Is there any way through command line EUtils to identify publication(s) associated with a particular BioProject, or from a run entered in SRA database?
For example, something like this (but this doesn't work):
esearch -db bioproject -query "PRJEB31886" | elink -target pubmed
As far as I know, I have to highlight the title of this BioProject and search Google, Pubmed, etc., for a paper with the exact title match. This is cumbersome and hurts my bioinformatically-inclined brain. Looking for a streamlined, command line-friendly way to retrieve a PMID associated with a BioProject, if it exists.
Thanks!
This specific BioProject does not seem to be linked to any PubMed article. Do you know if the author has published a paper?
vkkodali : Is it the authors responsibility to link a publication to the data or can NCBI do this automatically by text mining from PubMed, if the article includes the accession number?
If an identifier from BioProject, BioSample, SRA, GEO, etc are mentioned in the publication, they get picked up automatically and the inter-database connections are made. That said, an author or user can (and highly encouraged to) write to NCBI Helpdesk to notify that a publication is no now out and a connection between that publication and data needs to be made.
I also learned that NCBI discourages authors from putting their BioProject accession in their manuscript (but they can include the SRA entries). Should I cite BioProject accession numbers in my manuscript?
NCBI often boggles the mind. What if one produces 500 SRA experiments? Should they now list each number separately in the paper?
I perhaps understand the sentiment, they try to discourage people from linking to the bioproject alone as the main entry point.
The bioproject ID this thread is talking about has 4 samples and 12 experiments. There can be more than one publication associated with a bioproject ID.
Can someone else do this on behalf of the authors? There is no link between that BioProject PRJEB31886 and their paper. However, the BioProject ID is mentioned in the paper. EDIT: I just realized that there is no XML output available for that BioProject (it says the ID 31886 is not public; I used Istvan's posted solution which works with his example BioProject accession but not mine). So I guess it's some other issue, unrelated to NCBI linking the BioProject to its associated publication.
This particular paper was submitted via ENA (European Nucleotide Archive) and perhaps before the paper was accepted. This might be a reason it is not properly crosslinked in PubMed.

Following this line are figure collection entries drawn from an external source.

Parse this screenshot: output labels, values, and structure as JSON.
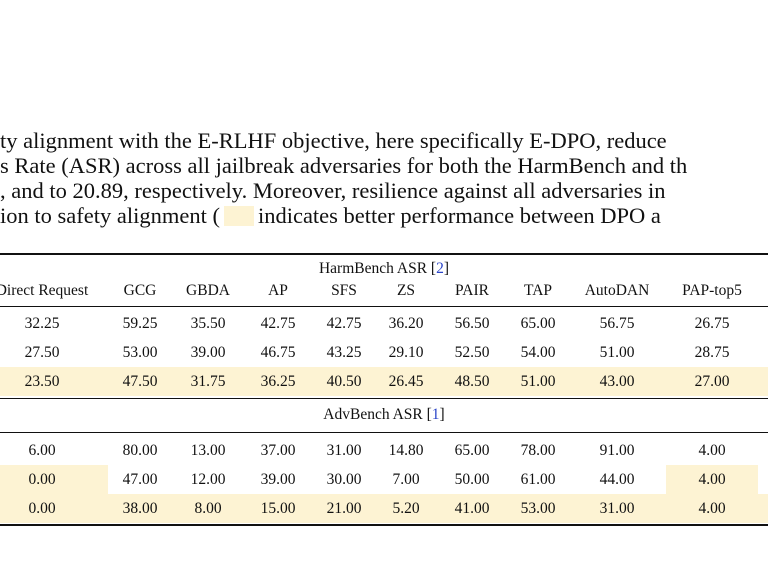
{
  "caption": {
    "lines": [
      "ty alignment with the E-RLHF objective, here specifically E-DPO, reduce",
      "s Rate (ASR) across all jailbreak adversaries for both the HarmBench and th",
      ", and to 20.89, respectively. Moreover, resilience against all adversaries in"
    ],
    "last_line_before": "ion to safety alignment (",
    "last_line_after": "indicates better performance between DPO a"
  },
  "colors": {
    "highlight": "#fdf3d3",
    "link": "#2b45c9"
  },
  "table": {
    "columns": [
      "Direct Request",
      "GCG",
      "GBDA",
      "AP",
      "SFS",
      "ZS",
      "PAIR",
      "TAP",
      "AutoDAN",
      "PAP-top5"
    ],
    "harmbench": {
      "title": "HarmBench ASR [",
      "ref": "2",
      "title_end": "]",
      "rows": [
        [
          "32.25",
          "59.25",
          "35.50",
          "42.75",
          "42.75",
          "36.20",
          "56.50",
          "65.00",
          "56.75",
          "26.75"
        ],
        [
          "27.50",
          "53.00",
          "39.00",
          "46.75",
          "43.25",
          "29.10",
          "52.50",
          "54.00",
          "51.00",
          "28.75"
        ],
        [
          "23.50",
          "47.50",
          "31.75",
          "36.25",
          "40.50",
          "26.45",
          "48.50",
          "51.00",
          "43.00",
          "27.00"
        ]
      ]
    },
    "advbench": {
      "title": "AdvBench ASR [",
      "ref": "1",
      "title_end": "]",
      "rows": [
        [
          "6.00",
          "80.00",
          "13.00",
          "37.00",
          "31.00",
          "14.80",
          "65.00",
          "78.00",
          "91.00",
          "4.00"
        ],
        [
          "0.00",
          "47.00",
          "12.00",
          "39.00",
          "30.00",
          "7.00",
          "50.00",
          "61.00",
          "44.00",
          "4.00"
        ],
        [
          "0.00",
          "38.00",
          "8.00",
          "15.00",
          "21.00",
          "5.20",
          "41.00",
          "53.00",
          "31.00",
          "4.00"
        ]
      ]
    }
  }
}
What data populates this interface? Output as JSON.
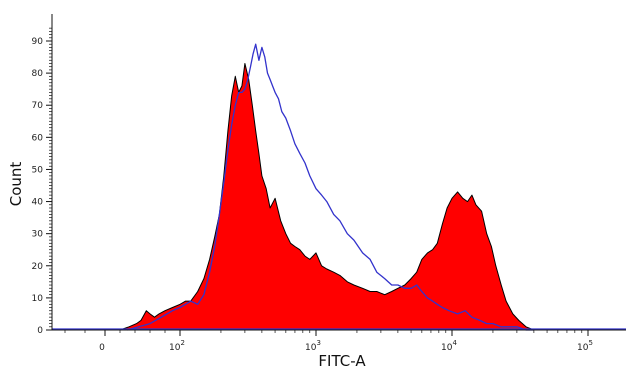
{
  "chart_data": {
    "type": "area",
    "title": "",
    "xlabel": "FITC-A",
    "ylabel": "Count",
    "x_scale": "biexponential",
    "xlim": [
      -1000,
      250000
    ],
    "ylim": [
      0,
      95
    ],
    "grid": false,
    "legend": "none",
    "y_ticks": [
      0,
      10,
      20,
      30,
      40,
      50,
      60,
      70,
      80,
      90
    ],
    "x_tick_labels": [
      {
        "value": 0,
        "label": "0"
      },
      {
        "value": 100,
        "label": "10",
        "exp": "2"
      },
      {
        "value": 1000,
        "label": "10",
        "exp": "3"
      },
      {
        "value": 10000,
        "label": "10",
        "exp": "4"
      },
      {
        "value": 100000,
        "label": "10",
        "exp": "5"
      }
    ],
    "series": [
      {
        "kind": "filled",
        "color": "#ff0000",
        "outline": "#000000",
        "x": [
          20,
          32,
          42,
          48,
          55,
          60,
          66,
          72,
          80,
          90,
          100,
          110,
          120,
          135,
          150,
          165,
          180,
          195,
          210,
          225,
          240,
          255,
          270,
          285,
          300,
          320,
          340,
          360,
          380,
          400,
          430,
          460,
          500,
          550,
          600,
          650,
          700,
          760,
          830,
          900,
          1000,
          1100,
          1200,
          1350,
          1500,
          1700,
          1900,
          2200,
          2500,
          2800,
          3200,
          3600,
          4000,
          4500,
          5000,
          5500,
          6000,
          6600,
          7200,
          7800,
          8500,
          9200,
          10000,
          11000,
          12000,
          13000,
          14000,
          15000,
          16500,
          18000,
          19500,
          21000,
          23000,
          25000,
          28000,
          31000,
          35000,
          40000,
          45000,
          50000
        ],
        "y": [
          0,
          1,
          2,
          3,
          6,
          5,
          4,
          5,
          6,
          7,
          8,
          9,
          9,
          12,
          16,
          22,
          29,
          36,
          48,
          62,
          73,
          79,
          74,
          76,
          83,
          78,
          70,
          62,
          55,
          48,
          44,
          38,
          41,
          34,
          30,
          27,
          26,
          25,
          23,
          22,
          24,
          20,
          19,
          18,
          17,
          15,
          14,
          13,
          12,
          12,
          11,
          12,
          13,
          14,
          16,
          18,
          22,
          24,
          25,
          27,
          33,
          38,
          41,
          43,
          41,
          40,
          42,
          39,
          37,
          30,
          26,
          20,
          14,
          9,
          5,
          3,
          1,
          0,
          0,
          0
        ]
      },
      {
        "kind": "outline",
        "color": "#3333cc",
        "x": [
          30,
          45,
          60,
          75,
          90,
          100,
          110,
          120,
          135,
          150,
          165,
          180,
          195,
          210,
          225,
          240,
          255,
          270,
          285,
          300,
          315,
          330,
          345,
          360,
          380,
          400,
          420,
          440,
          460,
          480,
          500,
          530,
          560,
          600,
          650,
          700,
          760,
          830,
          900,
          1000,
          1100,
          1200,
          1350,
          1500,
          1700,
          1900,
          2200,
          2500,
          2800,
          3200,
          3600,
          4000,
          4500,
          5000,
          5500,
          6000,
          6600,
          7200,
          7800,
          8500,
          9500,
          11000,
          12500,
          14000,
          16000,
          18000,
          20000,
          23000,
          26000,
          30000,
          35000,
          40000
        ],
        "y": [
          0,
          1,
          2,
          4,
          6,
          7,
          8,
          9,
          8,
          11,
          18,
          26,
          36,
          46,
          56,
          64,
          70,
          74,
          74,
          75,
          78,
          82,
          86,
          89,
          84,
          88,
          85,
          80,
          78,
          76,
          74,
          72,
          68,
          66,
          62,
          58,
          55,
          52,
          48,
          44,
          42,
          40,
          36,
          34,
          30,
          28,
          24,
          22,
          18,
          16,
          14,
          14,
          13,
          13,
          14,
          12,
          10,
          9,
          8,
          7,
          6,
          5,
          6,
          4,
          3,
          2,
          2,
          1,
          1,
          1,
          0,
          0
        ]
      }
    ]
  }
}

Going through ENA does show the paper (you have to click Show under Publication tab)
https://www.ebi.ac.uk/ena/browser/view/PRJEB31886
perhaps there is an automatable query for that
I believe it is this paper, with the same title as the project. I found it by searching the BioProject title in Google. But this is too cumbersome for hundreds (or even tens...) of these. EDIT: It's definitely this paper. They have mentioned the BioProject ID in the paper itself (and they indicate Genbank accessions; though not SRA accessions).